Quick question for Slimedog or anyone else who knows the answer, the wire, I am trying to figure out how it is run thru the body of the plug. I know that it is drilled and you drill holes for the hook swivels, but what do you do at the ends. I know you can buy the wire at NJtackle pre bend but I don'y know how to secure everything. Little help pleaz....


----------



## slimedog (Feb 25, 2006)

you can get a spool of 304 stainless at a welding shop. anealed is the only way to go. Bends much easier. As far as wiring the plugs goes, just take a pair of round nose pliers and make a loop with a tag end. this goes through the front of the plug (through the lip) or through a nose grommet. The just twist a loop at the tail with a tail grommet. 

Make sense? hope this helps.

You could buy a couple of custom wood plugs to use for examples. visual's are worth a 1,000 words.

make the tail loop and wrap it a couple of times. try to make it as tight as possible. I have wasted quite a bit of wire in the begining. practice makes perfect.


----------



## slimedog (Feb 25, 2006)

if you use dowel make sure and seal it really well. You can also shape most of it with a mounted belt/disc sander or a band saw.

alot of guys are making awesome plugs with no lathe.


----------



## justinfisch01 (Feb 19, 2006)

Slimedog- Do you have to twist the wire at the front also?


----------



## Jesse Lockowitz (Feb 13, 2006)

WOW , those are really nice.

Where in Jersey do you live, I use to live there 


Jesse


----------



## slimedog (Feb 25, 2006)

thanks jesse. I live in burlington county. 

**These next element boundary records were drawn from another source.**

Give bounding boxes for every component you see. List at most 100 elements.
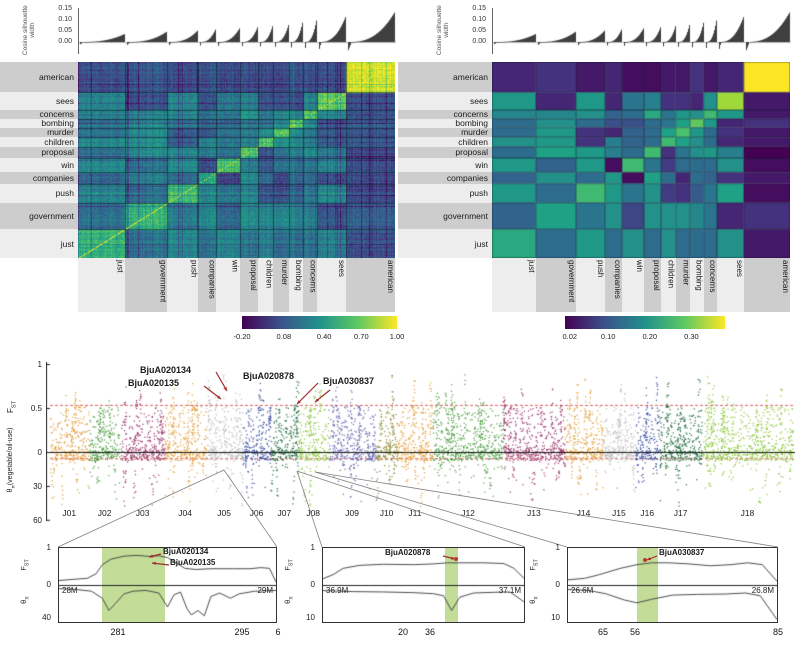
panel-fst-label: FST: [283, 559, 295, 571]
row-label-american: american: [398, 62, 492, 93]
row-label-bombing: bombing: [0, 118, 78, 128]
manhattan-tick: 1: [37, 360, 42, 369]
row-label-murder: murder: [398, 127, 492, 138]
colorbar-tick: 0.10: [600, 332, 616, 341]
col-label-companies: companies: [198, 258, 217, 312]
chromosome-label-J13: J13: [527, 508, 541, 518]
row-label-bombing: bombing: [398, 118, 492, 128]
col-label-children: children: [661, 258, 676, 312]
row-label-win: win: [0, 157, 78, 173]
panel-x-tick: 56: [629, 627, 641, 637]
manhattan-tick: 0: [37, 448, 42, 457]
row-label-government: government: [0, 202, 78, 230]
col-label-just: just: [492, 258, 536, 312]
row-label-push: push: [0, 183, 78, 203]
gene-annotation-BjuA020134: BjuA020134: [140, 365, 192, 375]
silhouette-tick: 0.10: [58, 15, 72, 23]
chromosome-label-J12: J12: [461, 508, 475, 518]
col-label-proposal: proposal: [239, 258, 258, 312]
panel-axis-tick: 10: [551, 613, 560, 622]
colorbar-tick: 0.02: [562, 332, 578, 341]
panel-x-tick: 65: [597, 627, 609, 637]
silhouette-tick: 0.00: [58, 38, 72, 46]
chromosome-label-J02: J02: [97, 508, 112, 518]
panel-curves: [323, 548, 524, 622]
colorbar-tick: 0.40: [316, 332, 332, 341]
chromosome-label-J14: J14: [576, 508, 591, 518]
panel-gene-BjuA020134: BjuA020134: [163, 547, 209, 556]
row-label-win: win: [398, 157, 492, 173]
panel-theta-label: θπ: [283, 596, 295, 604]
row-label-proposal: proposal: [398, 146, 492, 158]
panel-axis-tick: 1: [310, 543, 315, 552]
row-label-just: just: [0, 229, 78, 258]
chromosome-label-J04: J04: [178, 508, 192, 518]
col-label-proposal: proposal: [644, 258, 662, 312]
block-similarity-heatmap: [492, 62, 790, 258]
row-label-concerns: concerns: [398, 109, 492, 119]
col-label-american: american: [743, 258, 790, 312]
panel-axis-tick: 10: [306, 613, 315, 622]
panel-fst-label: FST: [528, 559, 540, 571]
row-label-government: government: [398, 202, 492, 230]
col-label-government: government: [535, 258, 576, 312]
chromosome-label-J06: J06: [249, 508, 264, 518]
chromosome-label-J16: J16: [640, 508, 655, 518]
panel-position-left: 28M: [62, 586, 78, 595]
chromosome-label-J07: J07: [277, 508, 292, 518]
row-label-american: american: [0, 62, 78, 93]
col-label-bombing: bombing: [288, 258, 304, 312]
colorbar-tick: 0.20: [642, 332, 658, 341]
chromosome-label-J10: J10: [379, 508, 394, 518]
row-label-concerns: concerns: [0, 109, 78, 119]
panel-position-right: 37.1M: [498, 586, 521, 595]
col-label-american: american: [345, 258, 395, 312]
row-label-children: children: [0, 137, 78, 147]
silhouette-tick: 0.05: [472, 27, 486, 35]
gene-annotation-BjuA030837: BjuA030837: [323, 376, 375, 386]
panel-axis-tick: 0: [310, 580, 315, 589]
silhouette-tick: 0.00: [472, 38, 486, 46]
panel-x-tick: 6: [275, 627, 281, 637]
silhouette-strip-left: [78, 8, 396, 54]
row-label-sees: sees: [0, 92, 78, 110]
panel-position-right: 26.8M: [751, 586, 774, 595]
zoom-panel-2: [322, 547, 525, 623]
chromosome-label-J15: J15: [612, 508, 626, 518]
col-label-government: government: [124, 258, 168, 312]
theta-pi-axis-label: θπ(vegetable/oil-use): [7, 427, 17, 493]
colorbar-left: [242, 316, 397, 329]
col-label-just: just: [78, 258, 125, 312]
panel-axis-tick: 0: [46, 580, 51, 589]
panel-position-left: 36.9M: [326, 586, 349, 595]
chromosome-label-J08: J08: [306, 508, 321, 518]
panel-position-right: 29M: [257, 586, 273, 595]
heatmap-row-labels-left: american sees concerns bombing murder childre…: [0, 62, 78, 258]
panel-theta-label: θπ: [528, 596, 540, 604]
row-label-companies: companies: [398, 172, 492, 184]
chromosome-label-J18: J18: [740, 508, 755, 518]
heatmap-col-labels-right: just government push companies win proposal ch…: [492, 258, 790, 312]
col-label-concerns: concerns: [303, 258, 318, 312]
panel-x-tick: 20: [397, 627, 409, 637]
zoom-panel-1: [58, 547, 277, 623]
silhouette-tick: 0.05: [58, 27, 72, 35]
col-label-push: push: [575, 258, 606, 312]
panel-gene-BjuA020135: BjuA020135: [170, 558, 216, 567]
row-label-just: just: [398, 229, 492, 258]
panel-axis-tick: 1: [555, 543, 560, 552]
manhattan-tick: 0.5: [30, 404, 42, 413]
heatmap-col-labels-left: just government push companies win proposal ch…: [78, 258, 395, 312]
col-label-bombing: bombing: [690, 258, 704, 312]
col-label-sees: sees: [717, 258, 744, 312]
colorbar-tick: 0.70: [354, 332, 369, 341]
panel-x-tick: 281: [110, 627, 126, 637]
panel-x-tick: 295: [234, 627, 250, 637]
fine-similarity-heatmap: [78, 62, 395, 258]
heatmap-row-labels-right: american sees concerns bombing murder childre…: [398, 62, 492, 258]
col-label-win: win: [216, 258, 240, 312]
panel-curves: [568, 548, 777, 622]
row-label-proposal: proposal: [0, 146, 78, 158]
panel-position-left: 26.6M: [571, 586, 594, 595]
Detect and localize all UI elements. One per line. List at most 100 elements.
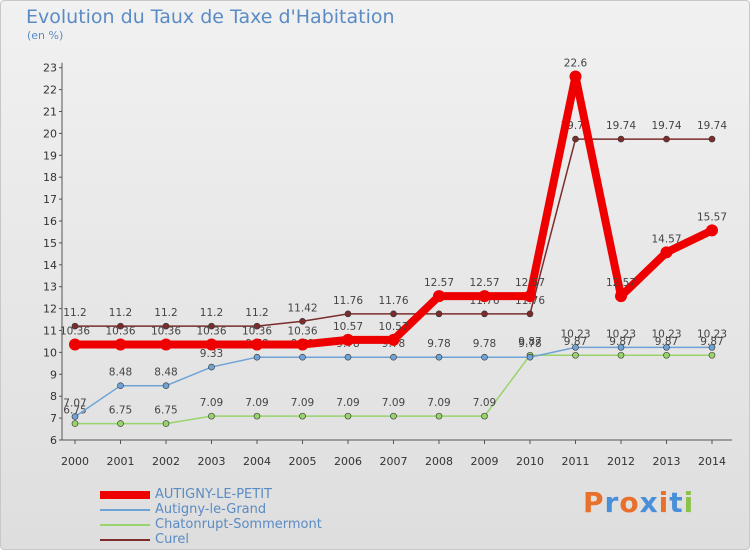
data-label: 10.23	[606, 328, 636, 340]
data-point	[390, 412, 397, 420]
y-tick-label: 9	[50, 368, 57, 381]
data-label: 9.87	[518, 336, 541, 348]
data-label: 9.78	[473, 338, 496, 350]
data-point	[205, 338, 218, 351]
data-label: 19.74	[697, 120, 727, 132]
data-label: 11.2	[109, 307, 132, 319]
data-point	[344, 412, 352, 420]
x-tick-label: 2009	[471, 455, 499, 468]
data-label: 7.09	[336, 397, 359, 409]
data-point	[572, 344, 579, 351]
data-label: 10.36	[60, 326, 90, 338]
data-point	[71, 420, 79, 427]
data-label: 6.75	[109, 405, 132, 417]
legend-label: Chatonrupt-Sommermont	[155, 517, 322, 532]
data-point	[253, 412, 261, 420]
data-label: 10.57	[333, 321, 363, 333]
y-tick-label: 23	[43, 62, 57, 75]
data-point	[117, 322, 124, 330]
data-point	[344, 353, 352, 361]
y-tick-label: 14	[43, 259, 57, 272]
data-point	[435, 412, 443, 420]
y-tick-label: 15	[43, 237, 57, 250]
y-tick-label: 10	[43, 346, 57, 359]
x-tick-label: 2000	[61, 455, 89, 468]
data-point	[299, 318, 306, 325]
data-point	[162, 420, 170, 427]
y-tick-label: 7	[50, 412, 57, 425]
data-point	[69, 338, 81, 351]
data-label: 15.57	[697, 211, 727, 223]
legend-swatch	[100, 490, 150, 499]
data-point	[342, 333, 354, 346]
data-label: 7.09	[382, 397, 405, 409]
logo-letter: x	[639, 486, 659, 519]
data-point	[706, 224, 718, 237]
data-point	[162, 382, 170, 389]
data-label: 10.23	[697, 328, 727, 340]
x-tick-label: 2004	[243, 455, 271, 468]
data-point	[296, 338, 309, 351]
legend-item: Autigny-le-Grand	[100, 502, 322, 517]
y-tick-label: 22	[43, 84, 57, 97]
data-label: 10.36	[151, 326, 181, 338]
data-label: 9.78	[518, 338, 541, 350]
data-point	[617, 135, 625, 143]
data-point	[208, 322, 215, 330]
data-point	[162, 322, 170, 330]
data-point	[481, 310, 488, 318]
logo-letter: P	[583, 486, 605, 519]
y-tick-label: 16	[43, 215, 57, 228]
data-point	[433, 290, 445, 303]
legend-swatch	[100, 508, 150, 511]
logo-letter: r	[604, 486, 620, 519]
data-label: 10.23	[651, 328, 681, 340]
data-label: 12.57	[515, 277, 545, 289]
data-label: 9.33	[200, 348, 223, 360]
y-tick-label: 12	[43, 303, 57, 316]
data-point	[478, 290, 491, 303]
x-tick-label: 2014	[698, 455, 726, 468]
data-point	[708, 135, 716, 143]
data-point	[615, 290, 627, 303]
series-autigny-le-petit: 10.36 10.36 10.36 10.36 10.36 10.36 10.57 10.57…	[60, 57, 727, 351]
legend-swatch	[100, 538, 150, 541]
legend-item: AUTIGNY-LE-PETIT	[100, 487, 322, 502]
y-tick-label: 13	[43, 281, 57, 294]
data-label: 19.74	[651, 120, 681, 132]
data-label: 11.42	[287, 302, 317, 314]
data-point	[481, 353, 488, 361]
x-tick-label: 2002	[152, 455, 180, 468]
data-label: 11.76	[378, 295, 408, 307]
data-point	[390, 310, 397, 318]
logo-letter: i	[683, 486, 695, 519]
data-point	[617, 351, 625, 359]
data-label: 7.09	[200, 397, 223, 409]
data-point	[663, 351, 670, 359]
data-point	[708, 344, 716, 351]
y-tick-label: 19	[43, 149, 57, 162]
data-point	[526, 310, 534, 318]
data-point	[435, 310, 443, 318]
data-label: 7.07	[63, 398, 86, 410]
data-point	[435, 353, 443, 361]
proxiti-logo: Proxiti	[583, 486, 694, 519]
data-label: 10.36	[105, 326, 135, 338]
chart-unit: (en %)	[27, 29, 64, 42]
data-label: 10.36	[287, 326, 317, 338]
data-point	[617, 344, 625, 351]
data-label: 9.78	[427, 338, 450, 350]
data-point	[660, 246, 673, 259]
data-label: 7.09	[473, 397, 496, 409]
x-tick-label: 2008	[425, 455, 453, 468]
data-point	[117, 420, 124, 427]
data-label: 7.09	[245, 397, 268, 409]
y-tick-label: 6	[50, 434, 57, 447]
data-label: 22.6	[564, 57, 588, 69]
data-point	[251, 338, 263, 351]
data-point	[253, 322, 261, 330]
data-point	[524, 290, 536, 303]
data-point	[208, 412, 215, 420]
x-tick-label: 2006	[334, 455, 362, 468]
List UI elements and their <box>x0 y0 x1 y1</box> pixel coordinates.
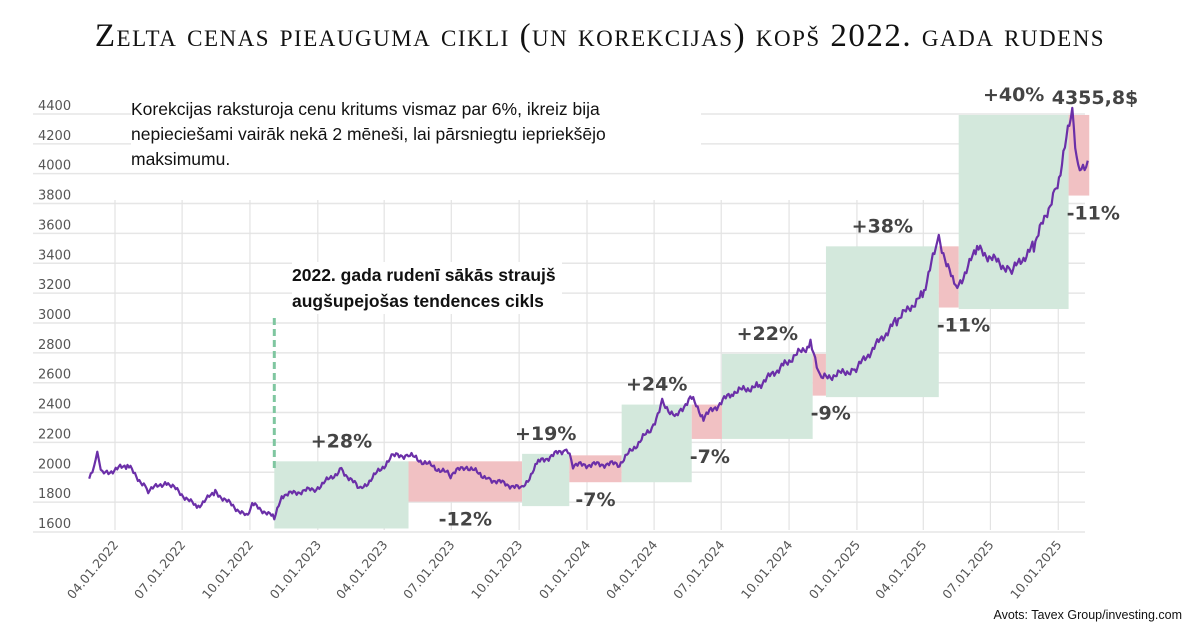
correction-percent-label: -7% <box>690 446 730 468</box>
rise-percent-label: +40% <box>983 84 1044 106</box>
corrections-annotation: Korekcijas raksturoja cenu kritums visma… <box>131 97 701 172</box>
x-tick-label: 04.01.2024 <box>603 537 661 602</box>
correction-box <box>569 455 622 483</box>
y-tick-label: 2400 <box>38 398 71 413</box>
rise-percent-label: +28% <box>311 430 372 452</box>
y-tick-label: 2600 <box>38 368 71 383</box>
rise-cycle-box <box>825 246 939 398</box>
x-tick-label: 07.01.2024 <box>670 537 728 602</box>
y-tick-label: 3600 <box>38 218 71 233</box>
x-tick-label: 04.01.2022 <box>64 537 122 601</box>
correction-percent-label: -11% <box>937 315 990 337</box>
source-credit: Avots: Tavex Group/investing.com <box>993 608 1182 622</box>
correction-percent-label: -12% <box>439 509 492 531</box>
y-tick-label: 4400 <box>38 99 71 114</box>
correction-percent-label: -9% <box>811 403 851 425</box>
y-tick-label: 2200 <box>38 427 71 442</box>
y-tick-label: 4000 <box>38 159 71 174</box>
y-tick-label: 4200 <box>38 129 71 144</box>
x-tick-label: 01.01.2024 <box>536 537 594 602</box>
y-tick-label: 1800 <box>38 487 71 502</box>
rise-percent-label: +19% <box>515 423 576 445</box>
chart-title: Zelta cenas pieauguma cikli (un korekcij… <box>94 18 1106 54</box>
x-tick-label: 01.01.2025 <box>806 537 864 601</box>
y-tick-label: 2800 <box>38 338 71 353</box>
y-tick-label: 2000 <box>38 457 71 472</box>
x-tick-label: 04.01.2023 <box>333 537 391 601</box>
rise-percent-label: +24% <box>626 374 687 396</box>
x-tick-label: 01.01.2023 <box>267 537 325 601</box>
x-tick-label: 10.01.2024 <box>738 537 796 602</box>
y-tick-label: 3000 <box>38 308 71 323</box>
y-tick-label: 3800 <box>38 189 71 204</box>
correction-percent-label: -7% <box>575 489 615 511</box>
correction-box <box>938 246 959 308</box>
rise-cycle-box <box>958 114 1069 310</box>
rise-percent-label: +22% <box>737 323 798 345</box>
rise-cycle-box <box>274 461 409 529</box>
y-tick-label: 3400 <box>38 248 71 263</box>
x-tick-label: 10.01.2022 <box>199 537 257 601</box>
correction-percent-label: -11% <box>1067 203 1120 225</box>
x-tick-label: 07.01.2025 <box>939 537 997 601</box>
x-tick-label: 10.01.2025 <box>1007 537 1065 601</box>
y-tick-label: 1600 <box>38 517 71 532</box>
x-tick-label: 07.01.2022 <box>131 537 189 601</box>
cycle-start-annotation: 2022. gada rudenī sākās straujš augšupej… <box>292 262 562 314</box>
correction-box <box>1068 114 1090 196</box>
x-tick-label: 07.01.2023 <box>400 537 458 601</box>
rise-percent-label: +38% <box>852 215 913 237</box>
rise-cycle-box <box>721 353 813 439</box>
peak-price-label: 4355,8$ <box>1052 87 1139 109</box>
gold-price-line <box>88 106 1089 521</box>
x-tick-label: 04.01.2025 <box>872 537 930 601</box>
y-tick-label: 3200 <box>38 278 71 293</box>
x-tick-label: 10.01.2023 <box>468 537 526 601</box>
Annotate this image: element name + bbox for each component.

justinfisch01, you don't twist or wrap the front loop. take a look at njtackle or capecode tackle and look at their pre-bent wire. it will give you a good image. the loop with the "tag" end are inserted in the plug. does this make sense?


----------



## Shoebag22 (Jun 17, 2004)

http://www.njtackle.com/shop/produc...-steel-wire&cName=plug-building-supplies-wire


That is the link for the wire... I didn't understand what you meant until I looked at the pic


----------